Wigmore’s fourth condition recognizes the balancing which must be done when an asserted privilege contravenes a principle fundamental to the fair administration of justice — that the public has a right to everyone’s evidence. Testimonial privileges are permitted only to the very limited extent that excluding "relevant evidence “ ‘has a public good transcending the normally predominant principle of utilizing all rational means for ascertaining truth.’ ” Trammel v. United States, 445 U.S. at 50,100 S.Ct. at 912 (quoting Elkins v. United States, 364 U.S. 206, 234, 80 S.Ct. 1437, 1454, 4 L.Ed.2d 1669 (1960) (Frankfurter, J., dissenting)). Here the exclusion of Doe’s patient files would not serve a public good that transcends the need for this evidence in the search for truth.

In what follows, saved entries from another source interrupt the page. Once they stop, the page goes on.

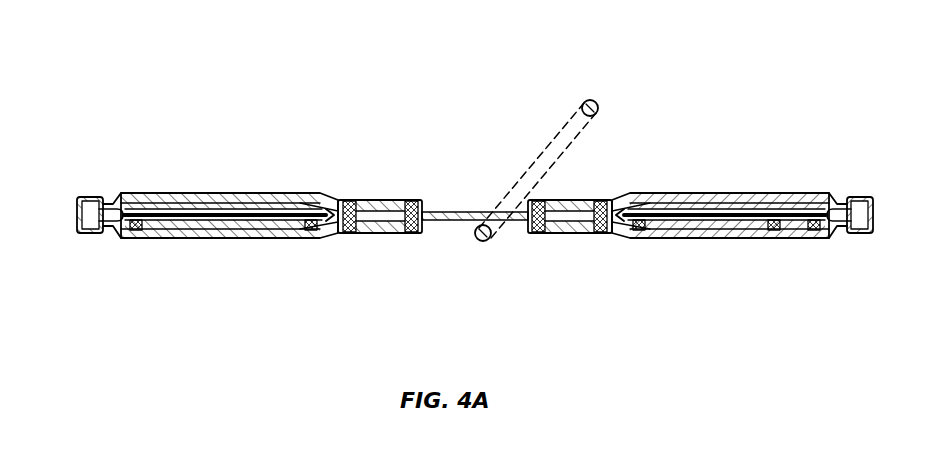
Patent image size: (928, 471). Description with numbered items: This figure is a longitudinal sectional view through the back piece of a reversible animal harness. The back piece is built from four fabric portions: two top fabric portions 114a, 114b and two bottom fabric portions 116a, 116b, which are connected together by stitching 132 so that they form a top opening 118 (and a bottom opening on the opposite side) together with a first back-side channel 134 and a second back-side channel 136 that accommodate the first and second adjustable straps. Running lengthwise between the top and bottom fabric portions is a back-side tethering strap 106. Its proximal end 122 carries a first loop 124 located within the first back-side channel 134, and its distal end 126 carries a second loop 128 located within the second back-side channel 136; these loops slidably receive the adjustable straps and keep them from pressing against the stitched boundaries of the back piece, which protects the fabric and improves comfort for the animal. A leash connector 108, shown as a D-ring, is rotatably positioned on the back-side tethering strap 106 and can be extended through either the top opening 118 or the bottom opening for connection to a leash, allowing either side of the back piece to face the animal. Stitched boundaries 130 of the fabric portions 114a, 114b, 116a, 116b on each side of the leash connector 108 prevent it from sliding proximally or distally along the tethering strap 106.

The back-side tethering strap 106 is at (465, 220).
The leash connector 108 is at (590, 100).
The top fabric portion 114a is at (235, 193).
The top fabric portion 114b is at (730, 193).
The bottom fabric portion 116a is at (215, 240).
The bottom fabric portion 116b is at (722, 240).
The top opening 118 is at (424, 201).
The proximal end 122 is at (121, 193).
The first loop 124 is at (170, 213).
The distal end 126 is at (829, 193).
The second loop 128 is at (795, 213).
The stitched boundaries 130 is at (410, 233).
The stitching 132 is at (135, 240).
The first back-side channel 134 is at (290, 213).
The second back-side channel 136 is at (680, 213).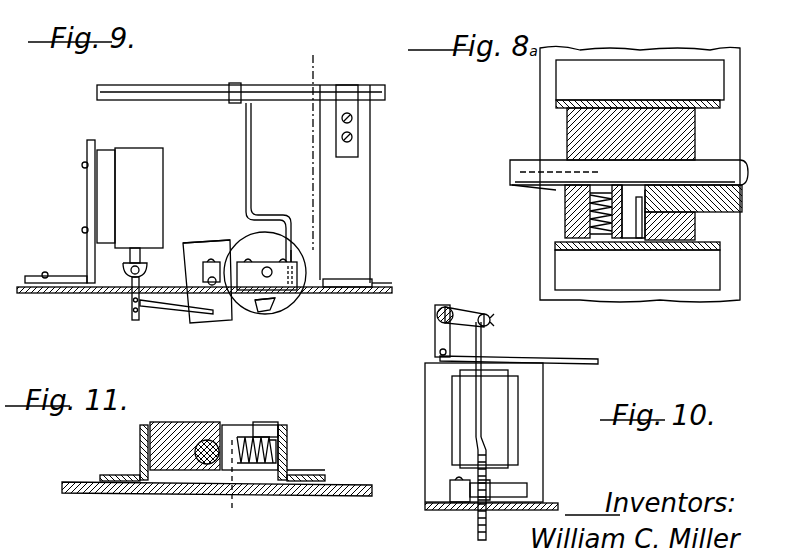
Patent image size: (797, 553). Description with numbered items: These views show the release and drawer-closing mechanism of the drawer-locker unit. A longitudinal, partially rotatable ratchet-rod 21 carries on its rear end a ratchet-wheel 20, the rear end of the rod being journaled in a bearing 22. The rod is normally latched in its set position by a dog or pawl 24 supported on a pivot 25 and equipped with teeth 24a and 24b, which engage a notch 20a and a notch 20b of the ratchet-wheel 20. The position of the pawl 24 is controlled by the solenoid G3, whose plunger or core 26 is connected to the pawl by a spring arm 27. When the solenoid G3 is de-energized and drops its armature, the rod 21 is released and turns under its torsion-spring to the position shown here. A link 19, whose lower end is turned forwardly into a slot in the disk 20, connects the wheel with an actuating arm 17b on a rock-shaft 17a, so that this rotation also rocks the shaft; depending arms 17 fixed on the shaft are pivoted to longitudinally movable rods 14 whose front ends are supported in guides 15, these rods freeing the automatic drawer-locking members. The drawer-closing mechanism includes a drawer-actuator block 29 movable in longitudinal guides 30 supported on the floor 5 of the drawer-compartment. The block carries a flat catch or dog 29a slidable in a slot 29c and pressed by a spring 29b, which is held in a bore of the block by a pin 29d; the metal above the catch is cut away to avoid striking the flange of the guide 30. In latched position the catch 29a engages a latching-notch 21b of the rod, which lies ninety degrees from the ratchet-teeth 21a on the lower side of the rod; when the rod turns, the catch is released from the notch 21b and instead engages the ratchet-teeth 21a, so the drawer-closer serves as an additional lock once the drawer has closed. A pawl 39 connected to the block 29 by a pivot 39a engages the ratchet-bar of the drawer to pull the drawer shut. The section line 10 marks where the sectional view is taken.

In FIG. 9, the base plate 5 is at (204, 290).
In FIG. 10, the base plate 5 is at (440, 508).
In FIG. 11, the base plate 5 is at (128, 492).
In FIG. 9, the bracket 10 is at (345, 61).
In FIG. 10, the arm 14 is at (582, 346).
In FIG. 9, the support 15 is at (380, 294).
In FIG. 10, the pivot bracket 17 is at (443, 333).
In FIG. 9, the rod 17a is at (147, 88).
In FIG. 9, the collar 17b is at (233, 83).
In FIG. 9, the connecting rod 19 is at (246, 160).
In FIG. 10, the connecting rod 19 is at (480, 346).
In FIG. 9, the disc 20 is at (281, 300).
In FIG. 10, the disc 20 is at (487, 492).
In FIG. 9, the disc upper part 20a is at (289, 262).
In FIG. 9, the disc lower tab 20b is at (279, 306).
In FIG. 9, the block 21 is at (297, 290).
In FIG. 8A, the block 21 is at (525, 168).
In FIG. 10, the block 21 is at (525, 492).
In FIG. 11, the block 21 is at (205, 425).
In FIG. 8A, the block portion 21a is at (556, 184).
In FIG. 11, the block portion 21a is at (210, 463).
In FIG. 11, the block axis 21b is at (252, 487).
In FIG. 9, the pivot pin 22 is at (295, 272).
In FIG. 10, the pivot pin 22 is at (457, 490).
In FIG. 9, the plate 24 is at (196, 248).
In FIG. 10, the plate 24 is at (478, 535).
In FIG. 9, the plate upper edge 24a is at (230, 243).
In FIG. 9, the plate tab 24b is at (265, 311).
In FIG. 9, the pin 25 is at (209, 280).
In FIG. 9, the bar 26 is at (130, 291).
In FIG. 9, the arm 27 is at (168, 300).
In FIG. 8A, the insert block 29 is at (613, 122).
In FIG. 11, the insert block 29 is at (223, 428).
In FIG. 8A, the insert block portion 29a is at (585, 192).
In FIG. 11, the insert block portion 29a is at (250, 437).
In FIG. 8A, the insert block portion 29b is at (603, 232).
In FIG. 11, the insert block portion 29b is at (288, 445).
In FIG. 11, the spring 29c is at (243, 428).
In FIG. 11, the insert flange 29d is at (276, 487).
In FIG. 8A, the housing 30 is at (683, 72).
In FIG. 11, the housing 30 is at (140, 450).
In FIG. 8A, the bar 39 is at (740, 205).
In FIG. 8A, the bar flange 39a is at (640, 250).
In FIG. 9, the coil G3 is at (94, 211).
In FIG. 10, the coil G3 is at (500, 426).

As the court below noted following in camera examination of a sampling of patient files, there are no communications in these files of the intensely personal nature that the psychotherapist-pa*1194tient privilege is designed to protect from public scrutiny.4 There is also no need to redact the names of the supposed patients before surrender of the files because there is substantial evidence indicating that no real psychotherapist-patient relationship existed between Doe and the persons whose identities appear in the files.
IV
Finally, Doe contends that it was error for the district court to read in camera ex parte submissions from the government. In an order dated May 13, 1983 the district court specifically noted that while it had considered these submissions for background information, it did not rely on them and the information they provided was not necessary for its decisions. Upon review of the record, we are satisfied that the district court could have reached the same result without resort to the in camera submissions. In any event, this Court has recently approved the use of in camera submissions by the government in situations where an “ongoing interest in grand jury secrecy” is at stake. In re John Doe Corp., 675 F.2d 482, 490 (2d Cir.1982); see In the Matter of a Grand Jury Subpoena directed to Marc Rich & Co., A.G., 707 F.2d 663 at 670 (2d Cir. 1983). We note further that, save only for the names of potential witnesses, the government made extensive and detailed disclosure to appellant of the underlying facts. The information provided was sufficiently ample to allow him a full and fair opportunity to be heard, see In re John Doe Corp., 675 F.2d at 489-90.
For the above reasons the order holding Dr. Doe in civil contempt is affirmed. The mandate of the court shall issue forthwith.